Today Brave had a party at school for Valentine’s Day. Simple, sweet, chaotic. Kindergartners running around overly excited, talking way too loud, the anticipation of a sugar high firing them up.
I don’t know why, but those parties hurt my heart. Today a storm rolled through town (literally and figuratively). The torrential down pour of rain and dark skies echoing the pain in my belly. It’s these little moments that make me acutely aware I no longer have a daughter. She loved parties. She loved treats and giving gifts and special little trinkets and all things sweet. She would have loved school Valentine’s Day with her friends. She would have loved picking out treats and cards and wearing red hearts and pink cupcakes. Skipping over all the girly valentine’s was tough. Longing to pick out ones I knew (or think I know. What would she love at this age? What would her interests be?) Amelie would want.
Brave loves it too.
He put on this giant paper heart and called out to me, “mama come here! Look at me mama!” When I read it, it hurt my heart so much my eyes welled up and my mouth crinkled and contorted, like l had just bit my cheek.
His heart read:
“I’m giving you a valentine. Don’t put it on a shelf. It’s one that you can hold and love. I am giving you myself. Love, Bravery”

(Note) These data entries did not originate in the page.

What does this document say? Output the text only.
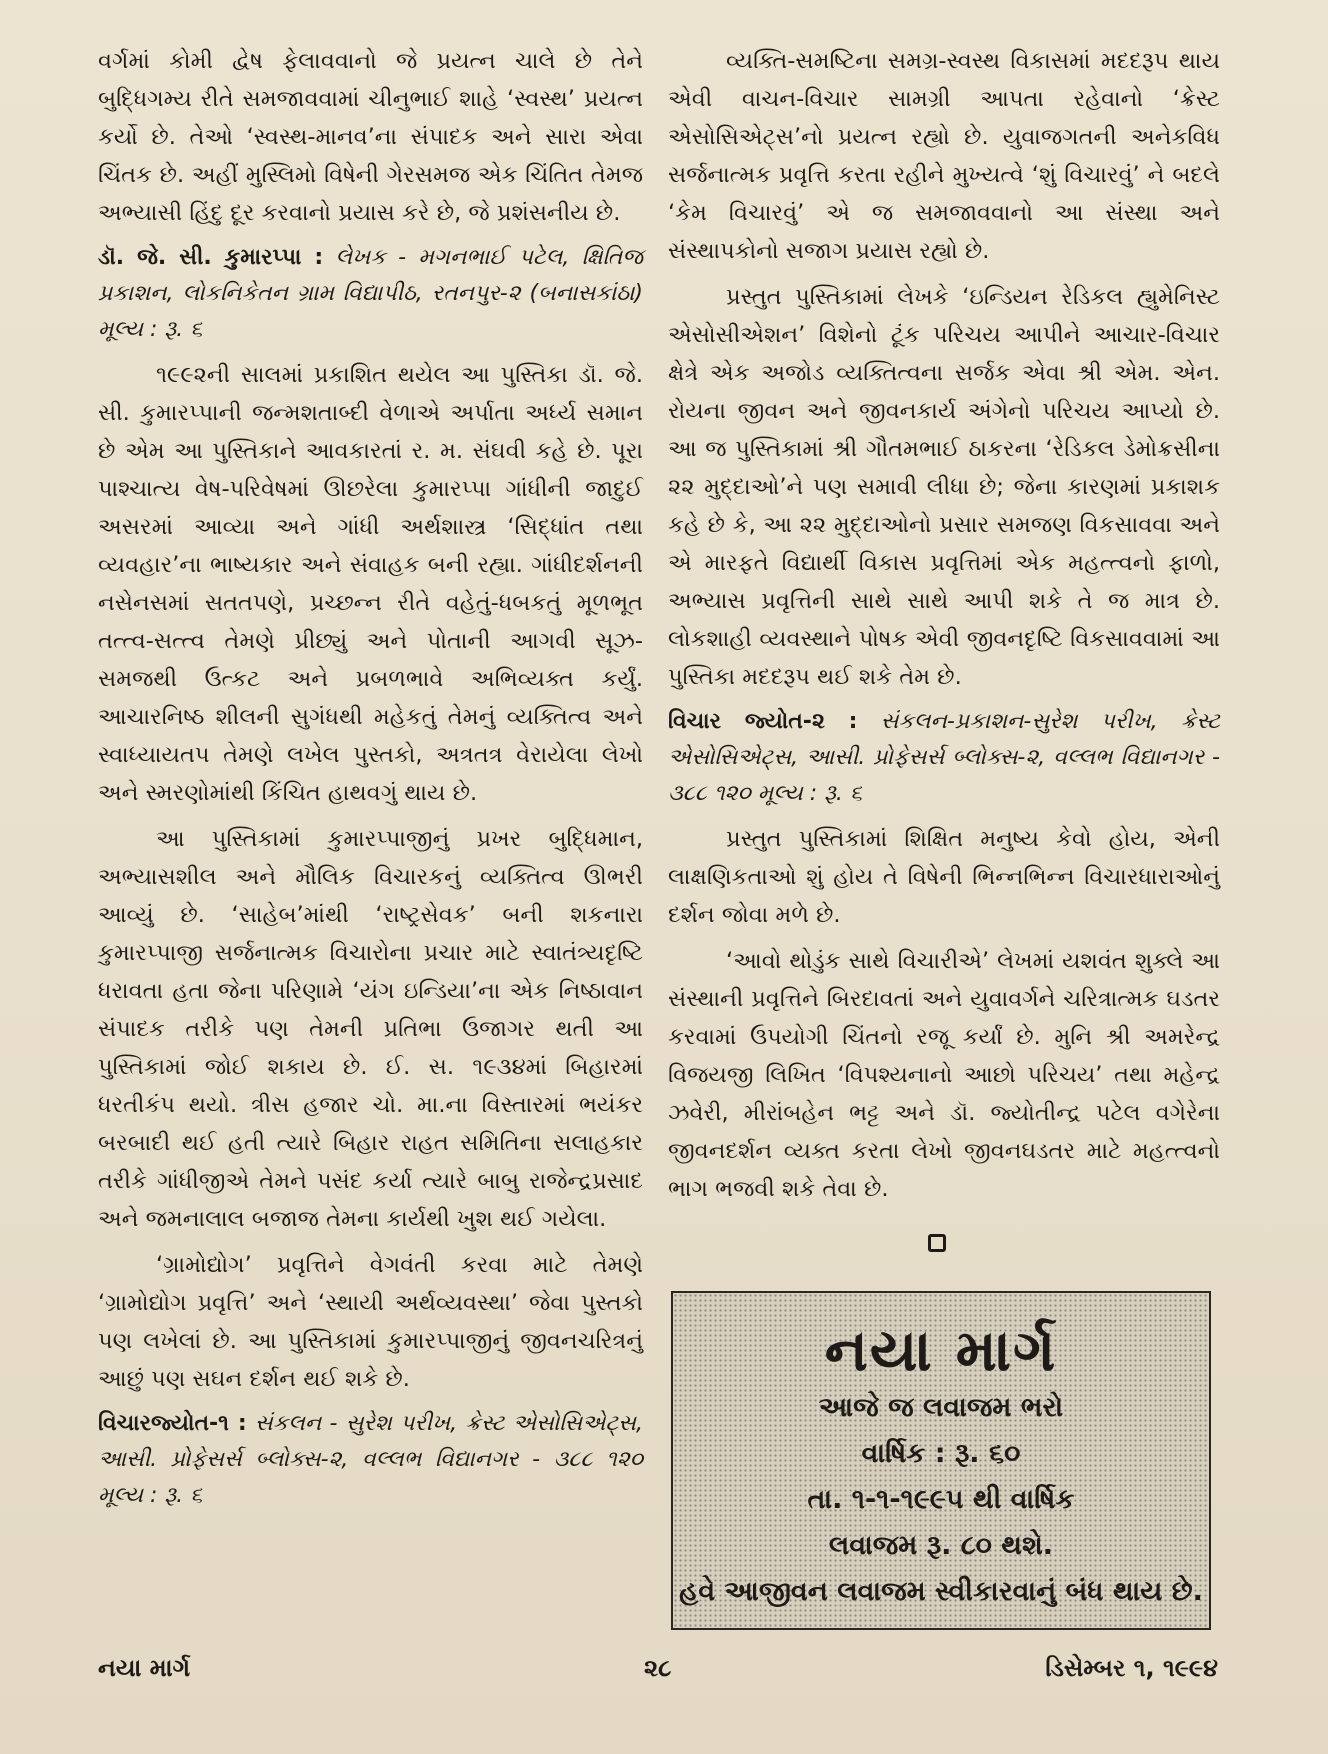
વર્ગમાં કોમી દ્વેષ ફેલાવવાનો જે પ્રયત્ન ચાલે છે તેને બુદ્ધિગમ્ય રીતે સમજાવવામાં ચીનુભાઈ શાહે ‘સ્વસ્થ’ પ્રયત્ન કર્યો છે. તેઓ ‘સ્વસ્થ-માનવ’ના સંપાદક અને સારા એવા ચિંતક છે. અહીં મુસ્લિમો વિષેની ગેરસમજ એક ચિંતિત તેમજ અભ્યાસી હિંદુ દૂર કરવાનો પ્રયાસ કરે છે, જે પ્રશંસનીય છે.

ડૉ. જે. સી. કુમારપ્પા : લેખક - મગનભાઈ પટેલ, ક્ષિતિજ પ્રકાશન, લોકનિકેતન ગ્રામ વિદ્યાપીઠ, રતનપુર-૨ (બનાસકાંઠા) મૂલ્ય : રૂ. ૬

૧૯૯૨ની સાલમાં પ્રકાશિત થયેલ આ પુસ્તિકા ડૉ. જે. સી. કુમારપ્પાની જન્મશતાબ્દી વેળાએ અર્પાતા અર્ધ્ય સમાન છે એમ આ પુસ્તિકાને આવકારતાં ર. મ. સંઘવી કહે છે. પૂરા પાશ્ચાત્ય વેષ-પરિવેષમાં ઊછરેલા કુમારપ્પા ગાંધીની જાદુઈ અસરમાં આવ્યા અને ગાંધી અર્થશાસ્ત્ર ‘સિદ્ધાંત તથા વ્યવહાર’ના ભાષ્યકાર અને સંવાહક બની રહ્યા. ગાંધીદર્શનની નસેનસમાં સતતપણે, પ્રચ્છન્ન રીતે વહેતું-ધબકતું મૂળભૂત તત્ત્વ-સત્ત્વ તેમણે પ્રીછ્યું અને પોતાની આગવી સૂઝ-સમજથી ઉત્કટ અને પ્રબળભાવે અભિવ્યક્ત કર્યું. આચારનિષ્ઠ શીલની સુગંધથી મહેકતું તેમનું વ્યક્તિત્વ અને સ્વાધ્યાયતપ તેમણે લખેલ પુસ્તકો, અત્રતત્ર વેરાયેલા લેખો અને સ્મરણોમાંથી કિંચિત હાથવગું થાય છે.

આ પુસ્તિકામાં કુમારપ્પાજીનું પ્રખર બુદ્ધિમાન, અભ્યાસશીલ અને મૌલિક વિચારકનું વ્યક્તિત્વ ઊભરી આવ્યું છે. ‘સાહેબ’માંથી ‘રાષ્ટ્રસેવક’ બની શકનારા કુમારપ્પાજી સર્જનાત્મક વિચારોના પ્રચાર માટે સ્વાતંત્ર્યદૃષ્ટિ ધરાવતા હતા જેના પરિણામે ‘યંગ ઇન્ડિયા’ના એક નિષ્ઠાવાન સંપાદક તરીકે પણ તેમની પ્રતિભા ઉજાગર થતી આ પુસ્તિકામાં જોઈ શકાય છે. ઈ. સ. ૧૯૩૪માં બિહારમાં ધરતીકંપ થયો. ત્રીસ હજાર ચો. મા.ના વિસ્તારમાં ભયંકર બરબાદી થઈ હતી ત્યારે બિહાર રાહત સમિતિના સલાહકાર તરીકે ગાંધીજીએ તેમને પસંદ કર્યા ત્યારે બાબુ રાજેન્દ્રપ્રસાદ અને જમનાલાલ બજાજ તેમના કાર્યથી ખુશ થઈ ગયેલા.

‘ગ્રામોદ્યોગ’ પ્રવૃત્તિને વેગવંતી કરવા માટે તેમણે ‘ગ્રામોદ્યોગ પ્રવૃત્તિ’ અને ‘સ્થાયી અર્થવ્યવસ્થા’ જેવા પુસ્તકો પણ લખેલાં છે. આ પુસ્તિકામાં કુમારપ્પાજીનું જીવનચરિત્રનું આછું પણ સઘન દર્શન થઈ શકે છે.

વિચારજ્યોત-૧ : સંકલન - સુરેશ પરીખ, ક્રેસ્ટ એસોસિએટ્સ, આસી. પ્રોફેસર્સ બ્લોક્સ-૨, વલ્લભ વિદ્યાનગર - ૩૮૮ ૧૨૦ મૂલ્ય : રૂ. ૬

વ્યક્તિ-સમષ્ટિના સમગ્ર-સ્વસ્થ વિકાસમાં મદદરૂપ થાય એવી વાચન-વિચાર સામગ્રી આપતા રહેવાનો ‘ક્રેસ્ટ એસોસિએટ્સ’નો પ્રયત્ન રહ્યો છે. યુવાજગતની અનેકવિધ સર્જનાત્મક પ્રવૃત્તિ કરતા રહીને મુખ્યત્વે ‘શું વિચારવું’ ને બદલે ‘કેમ વિચારવું’ એ જ સમજાવવાનો આ સંસ્થા અને સંસ્થાપકોનો સજાગ પ્રયાસ રહ્યો છે.

પ્રસ્તુત પુસ્તિકામાં લેખકે ‘ઇન્ડિયન રેડિકલ હ્યુમેનિસ્ટ એસોસીએશન’ વિશેનો ટૂંક પરિચય આપીને આચાર-વિચાર ક્ષેત્રે એક અજોડ વ્યક્તિત્વના સર્જક એવા શ્રી એમ. એન. રોયના જીવન અને જીવનકાર્ય અંગેનો પરિચય આપ્યો છે. આ જ પુસ્તિકામાં શ્રી ગૌતમભાઈ ઠાકરના ‘રેડિકલ ડેમોક્રસીના ૨૨ મુદ્દાઓ’ને પણ સમાવી લીધા છે; જેના કારણમાં પ્રકાશક કહે છે કે, આ ૨૨ મુદ્દાઓનો પ્રસાર સમજણ વિકસાવવા અને એ મારફતે વિદ્યાર્થી વિકાસ પ્રવૃત્તિમાં એક મહત્ત્વનો ફાળો, અભ્યાસ પ્રવૃત્તિની સાથે સાથે આપી શકે તે જ માત્ર છે. લોકશાહી વ્યવસ્થાને પોષક એવી જીવનદૃષ્ટિ વિકસાવવામાં આ પુસ્તિકા મદદરૂપ થઈ શકે તેમ છે.

વિચાર જ્યોત-૨ : સંકલન-પ્રકાશન-સુરેશ પરીખ, ક્રેસ્ટ એસોસિએટ્સ, આસી. પ્રોફેસર્સ બ્લોક્સ-૨, વલ્લભ વિદ્યાનગર - ૩૮૮ ૧૨૦ મૂલ્ય : રૂ. ૬

પ્રસ્તુત પુસ્તિકામાં શિક્ષિત મનુષ્ય કેવો હોય, એની લાક્ષણિકતાઓ શું હોય તે વિષેની ભિન્નભિન્ન વિચારધારાઓનું દર્શન જોવા મળે છે.

‘આવો થોડુંક સાથે વિચારીએ’ લેખમાં યશવંત શુક્લે આ સંસ્થાની પ્રવૃત્તિને બિરદાવતાં અને યુવાવર્ગને ચરિત્રાત્મક ઘડતર કરવામાં ઉપયોગી ચિંતનો રજૂ કર્યાં છે. મુનિ શ્રી અમરેન્દ્ર વિજયજી લિખિત ‘વિપશ્યનાનો આછો પરિચય’ તથા મહેન્દ્ર ઝવેરી, મીરાંબહેન ભટ્ટ અને ડૉ. જ્યોતીન્દ્ર પટેલ વગેરેના જીવનદર્શન વ્યક્ત કરતા લેખો જીવનઘડતર માટે મહત્ત્વનો ભાગ ભજવી શકે તેવા છે.

નયા માર્ગ
આજે જ લવાજમ ભરો
વાર્ષિક : રૂ. ૬૦
તા. ૧-૧-૧૯૯૫ થી વાર્ષિક
લવાજમ રૂ. ૮૦ થશે.
હવે આજીવન લવાજમ સ્વીકારવાનું બંધ થાય છે.
નયા માર્ગ	૨૮	ડિસેમ્બર ૧, ૧૯૯૪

I embraced him, whispering Amelie’s name just quietly enough to be audible only to my own ears.
Then we ran into the rainstorm, laughing, holding hands, tearing into the candy valentine’s, grateful for each other. Brave giddy, happily sucking on a giant red lollipop, never once sensing for a moment his mommy’s anguish and longing.
While daddy is away, Brave is my Valentine tonight. I won’t put my heart on a shelf. I am giving you myself.